In Greenley v. Kochava, Inc., --- F. Supp. ----, No. 22-cv-01327-BAS-AHG, 2023 WL 4833466 (S.D. Cal. July 27, 2023), the plaintiff accused a data broker (Kochava) of using a software development kit to collect user data and sell it to third parties. Specifically, the software development kit, which was used in various smartphone apps, was able to track the user’s geolocation, purchase decisions, and payment methods. With this information, Greenley alleged that Kochava was able to deliver targeted advertising based on the users’ locations, spending habits, and personal characteristics.

To avoid liability, Kochava argued that the software development kit did not constitute a “pen register,” which (as noted above) historically was viewed as a physical device used to track the phone numbers dialed on a telephone’s outgoing calls. Denying Kochava’s motion to dismiss, the court held that pen registers can take the form of software and that, in light of the expansive language the California legislature chose in defining “pen register,” courts should focus less on the form of the data collector and more on the result.

A broad definition of a pen register leaves the door open for virtually any device that collects data to constitute a pen register, even a smartphone. In light of the Greenley decision and statutes similar to CIPA in other states, website owners should anticipate the filing of more pen register lawsuits.

Some class action plaintiffs’ attorneys have also sent demand letters alleging violations of the related “trap and trace” provision of CIPA: rather than track data from outgoing communications like a pen register, a trap and trace device captures “the incoming electronic or other impulses that identify the originating number or . . . other signaling information reasonably likely to identify the source of a wire or electronic communication.” Cal.
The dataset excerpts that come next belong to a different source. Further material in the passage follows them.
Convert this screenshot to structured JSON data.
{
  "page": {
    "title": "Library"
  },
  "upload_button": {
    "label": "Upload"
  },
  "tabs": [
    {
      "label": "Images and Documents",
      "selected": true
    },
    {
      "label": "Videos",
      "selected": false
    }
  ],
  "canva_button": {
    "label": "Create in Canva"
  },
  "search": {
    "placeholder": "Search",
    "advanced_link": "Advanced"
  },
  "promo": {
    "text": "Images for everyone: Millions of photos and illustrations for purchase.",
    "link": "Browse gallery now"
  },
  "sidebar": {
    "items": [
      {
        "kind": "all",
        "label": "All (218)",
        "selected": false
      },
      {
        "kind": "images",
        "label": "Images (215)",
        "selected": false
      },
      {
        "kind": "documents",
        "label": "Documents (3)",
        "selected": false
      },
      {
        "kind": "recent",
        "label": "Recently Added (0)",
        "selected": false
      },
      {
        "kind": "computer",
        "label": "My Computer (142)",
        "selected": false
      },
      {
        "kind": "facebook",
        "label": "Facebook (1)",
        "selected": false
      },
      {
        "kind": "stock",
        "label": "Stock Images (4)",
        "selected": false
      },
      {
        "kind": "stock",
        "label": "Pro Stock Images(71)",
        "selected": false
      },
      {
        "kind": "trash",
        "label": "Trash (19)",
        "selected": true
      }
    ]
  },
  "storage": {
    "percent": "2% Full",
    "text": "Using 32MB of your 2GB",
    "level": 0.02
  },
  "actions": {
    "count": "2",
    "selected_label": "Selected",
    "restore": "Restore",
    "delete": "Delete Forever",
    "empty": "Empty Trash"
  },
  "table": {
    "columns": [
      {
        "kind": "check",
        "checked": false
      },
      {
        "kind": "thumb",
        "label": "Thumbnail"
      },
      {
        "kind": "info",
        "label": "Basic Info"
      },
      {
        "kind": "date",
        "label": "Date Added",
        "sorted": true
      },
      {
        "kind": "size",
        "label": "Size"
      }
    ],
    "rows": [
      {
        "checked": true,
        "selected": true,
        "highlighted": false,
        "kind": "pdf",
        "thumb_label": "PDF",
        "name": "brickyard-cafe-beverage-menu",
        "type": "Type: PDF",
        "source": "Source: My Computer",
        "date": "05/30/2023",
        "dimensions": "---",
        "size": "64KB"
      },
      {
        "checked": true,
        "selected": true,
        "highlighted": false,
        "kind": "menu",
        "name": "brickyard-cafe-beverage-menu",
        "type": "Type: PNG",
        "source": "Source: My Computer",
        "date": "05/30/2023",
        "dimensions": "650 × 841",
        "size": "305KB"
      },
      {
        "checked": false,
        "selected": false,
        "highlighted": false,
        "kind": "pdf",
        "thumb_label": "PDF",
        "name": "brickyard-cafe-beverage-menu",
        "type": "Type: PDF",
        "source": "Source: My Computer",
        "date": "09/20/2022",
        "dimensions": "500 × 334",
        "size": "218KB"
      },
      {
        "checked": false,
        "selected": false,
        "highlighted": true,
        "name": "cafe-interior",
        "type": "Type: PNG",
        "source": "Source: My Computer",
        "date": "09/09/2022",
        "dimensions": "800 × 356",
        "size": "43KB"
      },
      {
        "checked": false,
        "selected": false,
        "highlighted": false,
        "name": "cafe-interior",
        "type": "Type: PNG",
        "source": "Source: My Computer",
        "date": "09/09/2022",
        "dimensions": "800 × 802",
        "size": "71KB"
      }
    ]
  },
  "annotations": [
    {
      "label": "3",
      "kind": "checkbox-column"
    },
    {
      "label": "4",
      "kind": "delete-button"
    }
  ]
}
Penal Code § 638.50(c).

Even non-California website operators must be mindful of possible pen register claims. Under California Penal Code 502(j), “a person who causes, by any means, the access of a computer, computer system, or computer network in one jurisdiction from another jurisdiction is deemed to have personally accessed the computer, computer system, or computer network in each jurisdiction.” Therefore, if an individual is in California when a non-California website owner accesses the individual’s device, the website owner will be subject to jurisdiction in California.

Action Items to Mitigate the Risk of Pen Register Claims

Section 638.51 of CIPA allows for the use of pen registers where the consent of the user has been obtained, so securing consent is the best proactive measure against pen register claims. Companies that operate websites that individuals in California can access should focus on three main action items. First, ensure that your website has a cookie banner that discloses the use of user-tracking software. Tracking software should not be deployed until the user affirmatively consents to its use by clicking “accept” on the cookie banner. Second, disclose the use of user-tracking software in your privacy policy. Be transparent about what software is used, what it records, and what types of third parties the data may be shared with. Third, ensure that you maintain a record of the consent mechanism to be able to prove that a user would not have been able to access your website without accepting your cookie banner.

DISCLAIMER: Because of the generality of this update, the information provided herein may not be applicable in all situations and should not be acted upon without specific legal advice based on particular situations.